Unfortunately, it doesn't take long before the deeply entrenched antagonism towards the federal agency returns, spurred by industry's shrill accusations that President Obama's EPA regulators are "waging a war on coal."
It is true that coal jobs provide relatively good salaries and benefits for West Virginians. But the industry's stranglehold on the state and its politicians defies logic.
In addition to major mining disasters, the coal industry has been polluting the picturesque state's waterways and scarring its landscape for nearly a century, with significant adverse public health and ecological ramifications. The economic importance the state attributes to coal is inflated, considering the industry employs less than four percent of West Virginia's work force. Walmart is the largest private employer in the state and there is a significant biotech and public sector presence.
How beneficial, then, is the existence of good coal jobs for the relatively few to West Virginia's overall welfare these many years? In recent federal rankings of the states, West Virginia ends up 46th or 49th in poverty, depending on which set of calculations you use. It is next to last in median household income, seventh worst in life expectancy and fifth worst in general public health.

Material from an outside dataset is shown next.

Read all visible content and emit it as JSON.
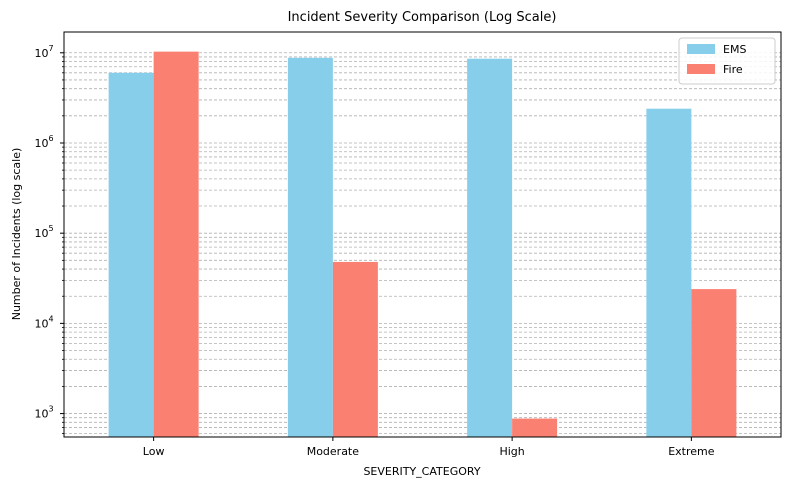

As for President Obama's supposed "war on coal," the Mining Safety and Health Administration reports there were 15 percent more coal jobs in the state in 2013 than during the term of George W. Bush. Still, the industry is losing ground, although most economists agree it is not due to regulation. Rather, the cause is competition from cheap, abundant natural gas and a surge in more job-intensive renewable energy utilization.
Many West Virginians clearly remain conflicted. A recent Sierra Club poll found that an overwhelming majority supported strong environmental regulations and believed that state regulators were lax in policing pollution. Four environmental groups even petitioned (unsuccessfully) the EPA to take over for state regulators, who cannot proceed without the oft compromised state legislature's approval. Consequently, the regulators tend to strike sweetheart deals with the coal industry after it has been caught in the act.

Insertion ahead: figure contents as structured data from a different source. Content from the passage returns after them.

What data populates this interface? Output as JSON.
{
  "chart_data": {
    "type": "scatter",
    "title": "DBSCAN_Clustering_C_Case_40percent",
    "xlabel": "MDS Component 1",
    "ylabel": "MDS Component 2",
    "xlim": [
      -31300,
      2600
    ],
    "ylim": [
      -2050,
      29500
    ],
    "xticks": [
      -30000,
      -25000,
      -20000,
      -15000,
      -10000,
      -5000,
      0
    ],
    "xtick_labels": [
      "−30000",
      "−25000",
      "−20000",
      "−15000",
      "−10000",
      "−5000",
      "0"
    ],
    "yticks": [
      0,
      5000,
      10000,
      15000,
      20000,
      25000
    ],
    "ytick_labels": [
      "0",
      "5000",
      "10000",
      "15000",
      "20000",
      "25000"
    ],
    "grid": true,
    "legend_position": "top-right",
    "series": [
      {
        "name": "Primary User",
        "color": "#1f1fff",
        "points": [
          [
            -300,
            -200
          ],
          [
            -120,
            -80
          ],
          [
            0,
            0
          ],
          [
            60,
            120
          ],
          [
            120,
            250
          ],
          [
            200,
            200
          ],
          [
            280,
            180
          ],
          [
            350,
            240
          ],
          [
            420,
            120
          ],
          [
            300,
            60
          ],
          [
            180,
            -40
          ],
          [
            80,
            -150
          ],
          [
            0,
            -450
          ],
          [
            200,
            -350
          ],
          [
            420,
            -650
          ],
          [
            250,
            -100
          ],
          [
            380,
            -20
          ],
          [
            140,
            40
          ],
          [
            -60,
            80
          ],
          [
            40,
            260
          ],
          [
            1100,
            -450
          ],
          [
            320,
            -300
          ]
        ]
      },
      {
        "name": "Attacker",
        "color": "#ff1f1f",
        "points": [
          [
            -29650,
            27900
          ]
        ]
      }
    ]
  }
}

Conflicted public or not, the state's politicians from both parties have consistently and confidently sided with coal. It remains to be seen whether it is because they have been bought by industry campaign contributions or ultimately mesmerized by the state's century old cultural dependency on coal, just like so many of their constituents.
In any event, the Pavlovian reflex in defense of the industry persists, come what may. West Virginia's democratic governor was an apologist for the coal industry the very day after the January coal-related spill that contaminated the drinking water for 300,000 Charleston residents. And on the same day of that spill, House Republicans, with the support of the bipartisan West Virginia congressional delegation, voted to weaken the EPA's authority to regulate coal-powered emissions.
Democratic West Virginia U.S. Senator Jay Rockefeller speculates that this apparently inbred brainwashing vis-a-vis the coal industry could stem from the stoic nature of the many Scottish and Irish who originally settled in the state.
Maybe so, but it is high time West Virginians snapped out of their self-destructive trance and faced up to modern day reality.